En 1889, lorsqu'il s'apprêtait à mettre en place en Allemagne le premier système de retraites par répartition, le chancelier Bismarck aurait demandé à l'un de ses conseillers : « A quel âge faut-il fixer l'âge de la retraite pour qu'on n'ait jamais à la verser ? » « À 65 ans », lui aurait-il répondu… faisant sourire Bismarck qui avait alors 74 ans. Derrière l'anecdote, c'est toute la problématique des retraites qui était – déjà – posée et qui, presque 130 ans plus tard se pose à nouveau à Emmanuel Macron à l'heure où son gouvernement va engager une réforme de notre système des retraites fondé par le général de Gaulle en 1945, sur la base du programme du Conseil national de la Résistance. Une problématique qui se résume en une question. Comment continuer à avoir un système par répartition pérenne qui ne mette pas en péril les deniers publics, alors que, d'une part, il va y avoir 1,5 actif pour 1 retraité à l'horizon 2030 (contre 2,5 pour 1 en 1970), et que, d'autre part, l'espérance de vie a fortement augmenté ?
À cette question, les gouvernements de droite et de gauche ont chacun apporté ces dernières années des réponses dont au final on retient surtout le recul de l'âge de départ à la retraite.
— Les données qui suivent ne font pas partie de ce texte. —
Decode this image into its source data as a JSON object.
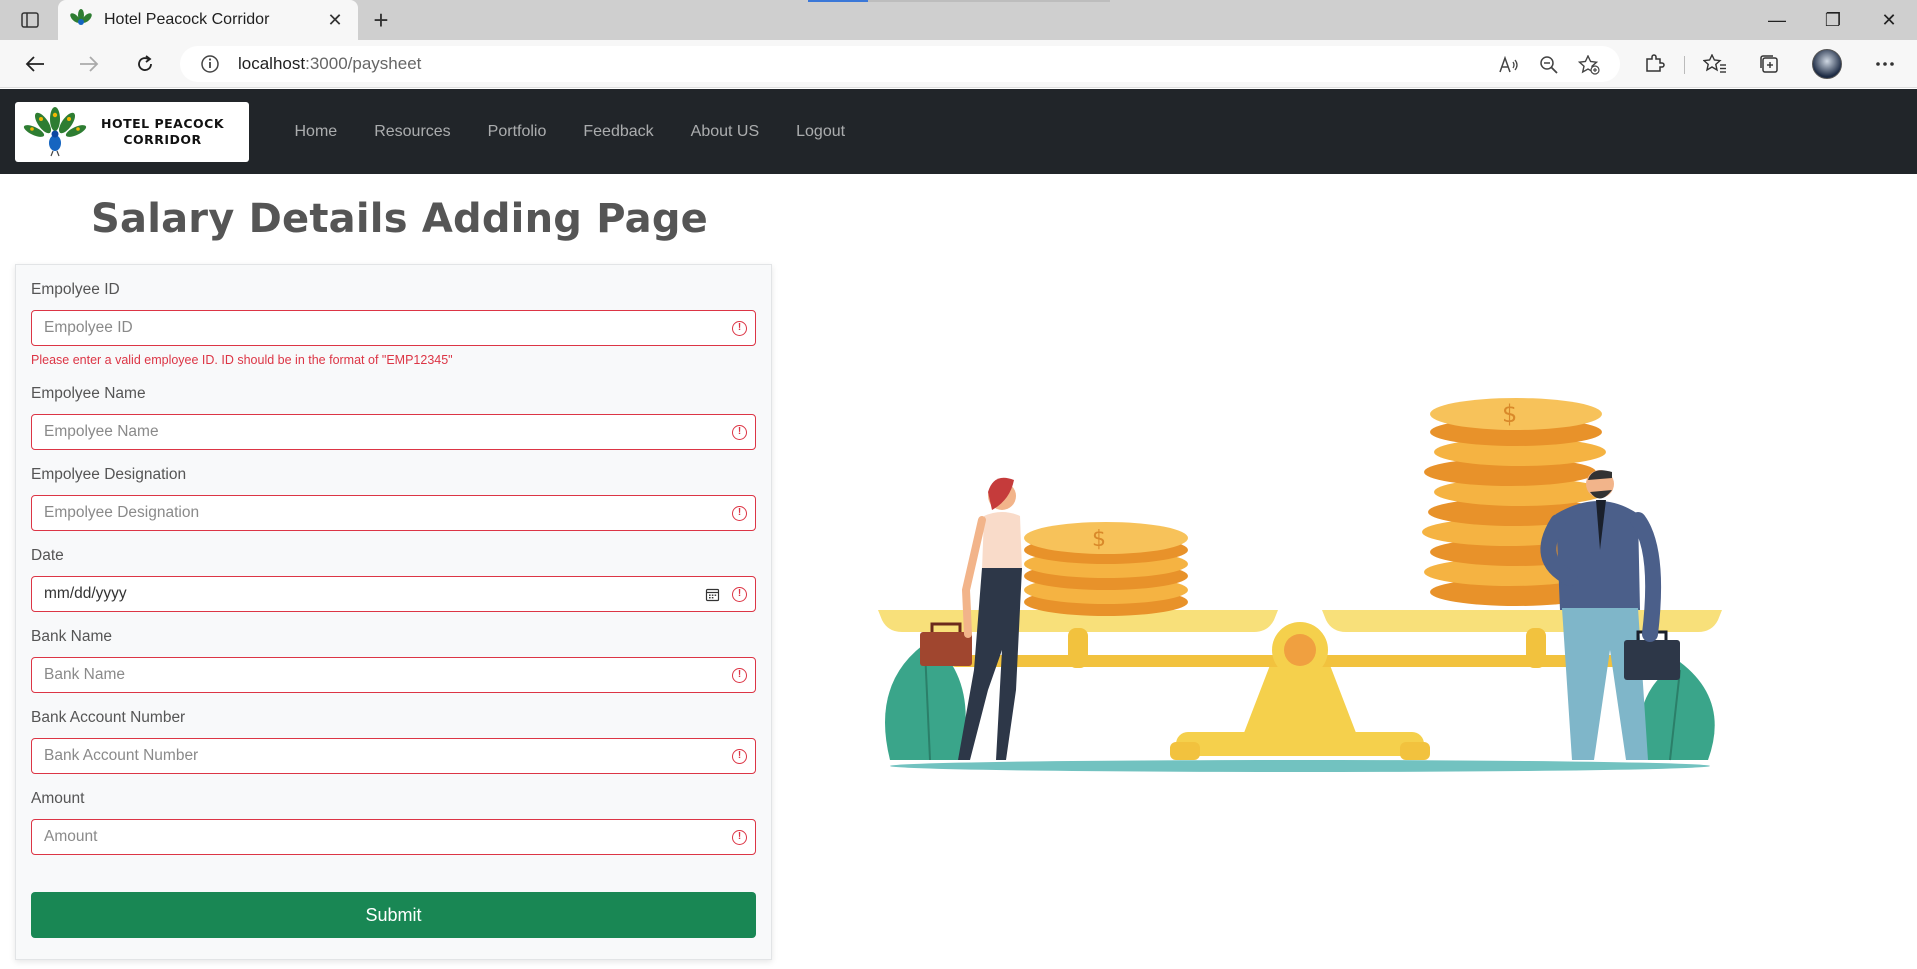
{
  "browser": {
    "tab_title": "Hotel Peacock Corridor",
    "tab_close": "✕",
    "new_tab": "+",
    "url_host": "localhost",
    "url_path": ":3000/paysheet",
    "window_controls": [
      "—",
      "❐",
      "✕"
    ]
  },
  "site": {
    "logo_line1": "HOTEL PEACOCK",
    "logo_line2": "CORRIDOR",
    "nav": [
      "Home",
      "Resources",
      "Portfolio",
      "Feedback",
      "About US",
      "Logout"
    ]
  },
  "page": {
    "title": "Salary Details Adding Page"
  },
  "form": {
    "fields": [
      {
        "label": "Empolyee ID",
        "placeholder": "Empolyee ID",
        "error": "Please enter a valid employee ID. ID should be in the format of \"EMP12345\""
      },
      {
        "label": "Empolyee Name",
        "placeholder": "Empolyee Name"
      },
      {
        "label": "Empolyee Designation",
        "placeholder": "Empolyee Designation"
      },
      {
        "label": "Date",
        "placeholder": "mm/dd/yyyy"
      },
      {
        "label": "Bank Name",
        "placeholder": "Bank Name"
      },
      {
        "label": "Bank Account Number",
        "placeholder": "Bank Account Number"
      },
      {
        "label": "Amount",
        "placeholder": "Amount"
      }
    ],
    "error_glyph": "!",
    "submit_label": "Submit"
  },
  "colors": {
    "header_bg": "#212529",
    "error": "#dc3545",
    "submit": "#198754",
    "title": "#555555"
  }
}
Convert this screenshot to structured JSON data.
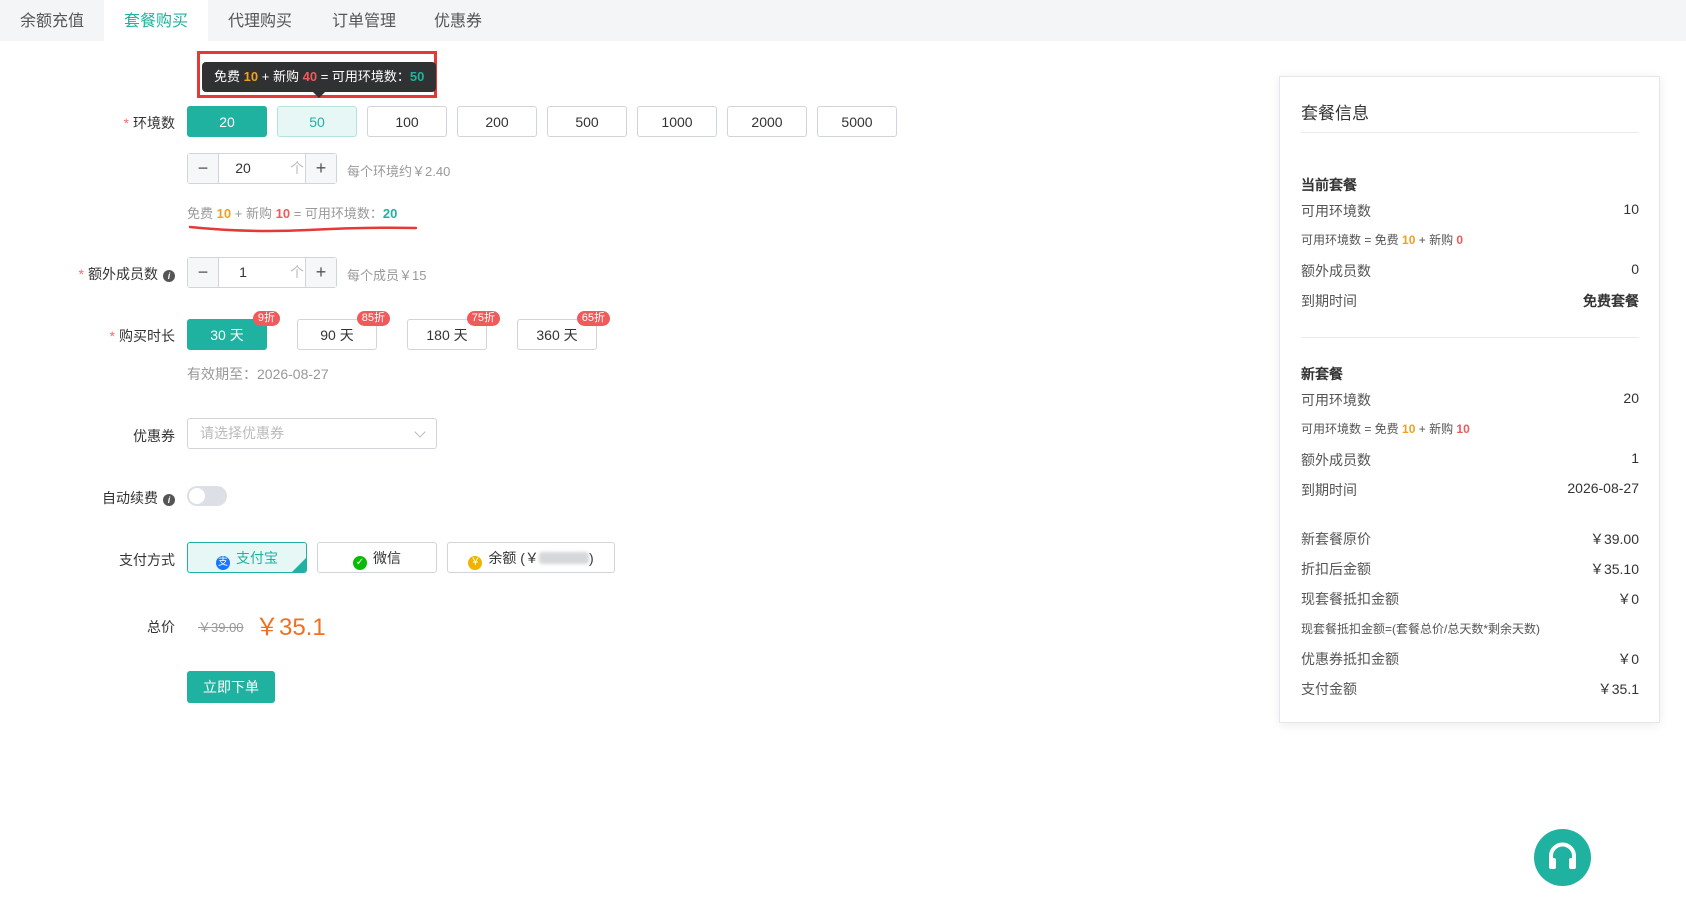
{
  "tabs": [
    "余额充值",
    "套餐购买",
    "代理购买",
    "订单管理",
    "优惠券"
  ],
  "tooltip": {
    "free_label": "免费",
    "free": "10",
    "plus": "+",
    "new_label": "新购",
    "new": "40",
    "eq": "=",
    "avail_label": "可用环境数：",
    "avail": "50"
  },
  "env": {
    "label": "环境数",
    "options": [
      "20",
      "50",
      "100",
      "200",
      "500",
      "1000",
      "2000",
      "5000"
    ],
    "stepper_value": "20",
    "stepper_unit": "个",
    "price_hint": "每个环境约￥2.40",
    "summary": {
      "free_label": "免费",
      "free": "10",
      "plus": "+",
      "new_label": "新购",
      "new": "10",
      "eq": "=",
      "avail_label": "可用环境数：",
      "avail": "20"
    }
  },
  "members": {
    "label": "额外成员数",
    "stepper_value": "1",
    "stepper_unit": "个",
    "price_hint": "每个成员￥15"
  },
  "duration": {
    "label": "购买时长",
    "options": [
      {
        "label": "30 天",
        "badge": "9折"
      },
      {
        "label": "90 天",
        "badge": "85折"
      },
      {
        "label": "180 天",
        "badge": "75折"
      },
      {
        "label": "360 天",
        "badge": "65折"
      }
    ],
    "expiry": "有效期至：2026-08-27"
  },
  "coupon": {
    "label": "优惠券",
    "placeholder": "请选择优惠券"
  },
  "auto_renew": {
    "label": "自动续费"
  },
  "payment": {
    "label": "支付方式",
    "methods": [
      "支付宝",
      "微信",
      "余额 (￥"
    ],
    "balance_suffix": ")"
  },
  "total": {
    "label": "总价",
    "original": "￥39.00",
    "price": "￥35.1"
  },
  "submit_label": "立即下单",
  "panel": {
    "title": "套餐信息",
    "current": {
      "title": "当前套餐",
      "avail_label": "可用环境数",
      "avail": "10",
      "formula_prefix": "可用环境数 = 免费",
      "formula_free": "10",
      "formula_mid": "+ 新购",
      "formula_new": "0",
      "members_label": "额外成员数",
      "members": "0",
      "expiry_label": "到期时间",
      "expiry": "免费套餐"
    },
    "new": {
      "title": "新套餐",
      "avail_label": "可用环境数",
      "avail": "20",
      "formula_prefix": "可用环境数 = 免费",
      "formula_free": "10",
      "formula_mid": "+ 新购",
      "formula_new": "10",
      "members_label": "额外成员数",
      "members": "1",
      "expiry_label": "到期时间",
      "expiry": "2026-08-27"
    },
    "costs": [
      {
        "label": "新套餐原价",
        "value": "￥39.00"
      },
      {
        "label": "折扣后金额",
        "value": "￥35.10"
      },
      {
        "label": "现套餐抵扣金额",
        "value": "￥0"
      }
    ],
    "deduct_note": "现套餐抵扣金额=(套餐总价/总天数*剩余天数)",
    "costs2": [
      {
        "label": "优惠券抵扣金额",
        "value": "￥0"
      },
      {
        "label": "支付金额",
        "value": "￥35.1"
      }
    ]
  },
  "colors": {
    "accent": "#20b2a0",
    "price": "#f07020",
    "badge": "#f05a5a",
    "free": "#f0a020"
  }
}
Emmanuel Macron, tout à sa volonté disruptive, a décidé d'engager le big bang que ses prédécesseurs, par électoralisme ou manque de courage politique, n'ont pas osé faire. Il s'agit de mettre en place, de façon progressive, un nouveau système universel avec un «principe d'égalité» stipulant que pour chaque euro cotisé, il y aurait le même droit à pension pour tous ; et un principe de maintien de l'âge de départ à la retraite, fixé actuellement à 62 ans.
Reste que ce « principe d'égalité » mis en avant et martelé par l'exécutif n'est pas – en l'état des concertations – un principe d'équité. Si l'on peut déplorer le maquis des quelque 40 régimes de retraites différents en France, on ne peut pas passer par pertes et profits le fait qu'ils ont été mis en place justement pour tenir compte et corriger des situations professionnelles particulières. Un seul régime universel assurera-t-il vraiment un traitement équitable de tous ? Et si l'on s'achemine vers une retraite à points, forcément très individualisée, en remplacement du système actuel par trimestre, est-on sûr que l'esprit de solidarité et de péréquation sera bien maintenu, par exemple avec les carrières longues ou les métiers pénibles ?
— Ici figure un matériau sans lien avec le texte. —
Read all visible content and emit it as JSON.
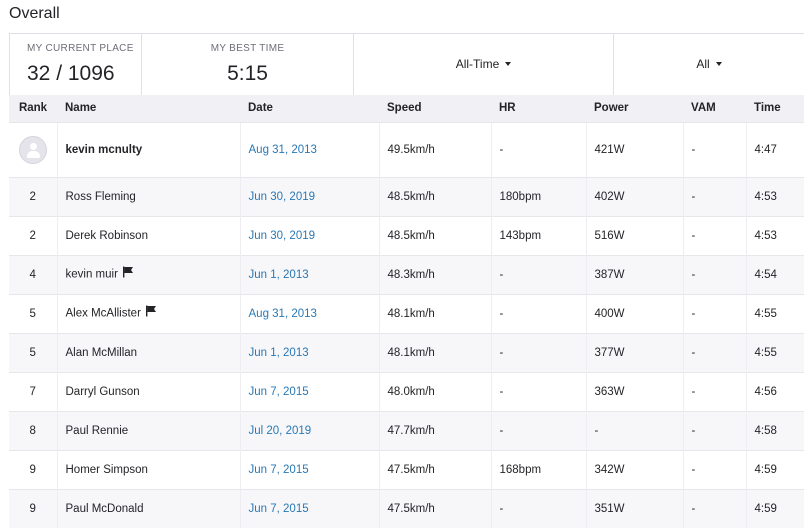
{
  "section": {
    "title": "Overall"
  },
  "stats": {
    "current_place_label": "MY CURRENT PLACE",
    "current_place_value": "32 / 1096",
    "best_time_label": "MY BEST TIME",
    "best_time_value": "5:15",
    "period_select": "All-Time",
    "filter_select": "All"
  },
  "table": {
    "headers": [
      "Rank",
      "Name",
      "Date",
      "Speed",
      "HR",
      "Power",
      "VAM",
      "Time"
    ],
    "rows": [
      {
        "rank": "",
        "name": "kevin mcnulty",
        "date": "Aug 31, 2013",
        "speed": "49.5km/h",
        "hr": "-",
        "power": "421W",
        "vam": "-",
        "time": "4:47",
        "avatar_icon": "user-avatar-icon",
        "flag_icon": ""
      },
      {
        "rank": "2",
        "name": "Ross Fleming",
        "date": "Jun 30, 2019",
        "speed": "48.5km/h",
        "hr": "180bpm",
        "power": "402W",
        "vam": "-",
        "time": "4:53",
        "flag_icon": ""
      },
      {
        "rank": "2",
        "name": "Derek Robinson",
        "date": "Jun 30, 2019",
        "speed": "48.5km/h",
        "hr": "143bpm",
        "power": "516W",
        "vam": "-",
        "time": "4:53",
        "flag_icon": ""
      },
      {
        "rank": "4",
        "name": "kevin muir",
        "date": "Jun 1, 2013",
        "speed": "48.3km/h",
        "hr": "-",
        "power": "387W",
        "vam": "-",
        "time": "4:54",
        "flag_icon": "flag-icon"
      },
      {
        "rank": "5",
        "name": "Alex McAllister",
        "date": "Aug 31, 2013",
        "speed": "48.1km/h",
        "hr": "-",
        "power": "400W",
        "vam": "-",
        "time": "4:55",
        "flag_icon": "flag-icon"
      },
      {
        "rank": "5",
        "name": "Alan McMillan",
        "date": "Jun 1, 2013",
        "speed": "48.1km/h",
        "hr": "-",
        "power": "377W",
        "vam": "-",
        "time": "4:55",
        "flag_icon": ""
      },
      {
        "rank": "7",
        "name": "Darryl Gunson",
        "date": "Jun 7, 2015",
        "speed": "48.0km/h",
        "hr": "-",
        "power": "363W",
        "vam": "-",
        "time": "4:56",
        "flag_icon": ""
      },
      {
        "rank": "8",
        "name": "Paul Rennie",
        "date": "Jul 20, 2019",
        "speed": "47.7km/h",
        "hr": "-",
        "power": "-",
        "vam": "-",
        "time": "4:58",
        "flag_icon": ""
      },
      {
        "rank": "9",
        "name": "Homer Simpson",
        "date": "Jun 7, 2015",
        "speed": "47.5km/h",
        "hr": "168bpm",
        "power": "342W",
        "vam": "-",
        "time": "4:59",
        "flag_icon": ""
      },
      {
        "rank": "9",
        "name": "Paul McDonald",
        "date": "Jun 7, 2015",
        "speed": "47.5km/h",
        "hr": "-",
        "power": "351W",
        "vam": "-",
        "time": "4:59",
        "flag_icon": ""
      }
    ]
  },
  "colors": {
    "link": "#2a78b4",
    "header_bg": "#f0f0f5",
    "row_alt_bg": "#f7f7fa"
  }
}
La vaste remise à plat que souhaite Emmanuel Macron, on le voit, soulève questions et inquiétudes, notamment de la part des syndicats. Bien plus que la réforme du Code du travail ou celle de la SNCF, celle des retraites est hautement risquée pour l'exécutif et il faudra tout le doigté du haut-commissaire Jean-Paul Delevoye, et probablement quelques concessions, pour que le pari d'Emmanuel Macron réussisse.
Car le président, en difficulté depuis l'été, joue gros sur ce dossier : à la fois sa capacité à «transformer» l'une des clés de voûte de notre système social à la française, mais aussi la possibilité de renouer avec ceux qui sont déjà retraités et qui, se sentant malmenés depuis le début du quinquennat, demandent, là aussi, un peu plus d'équité.
(Editorial publié dans La Dépêche du Midi du jeudi 11 octobre 2018)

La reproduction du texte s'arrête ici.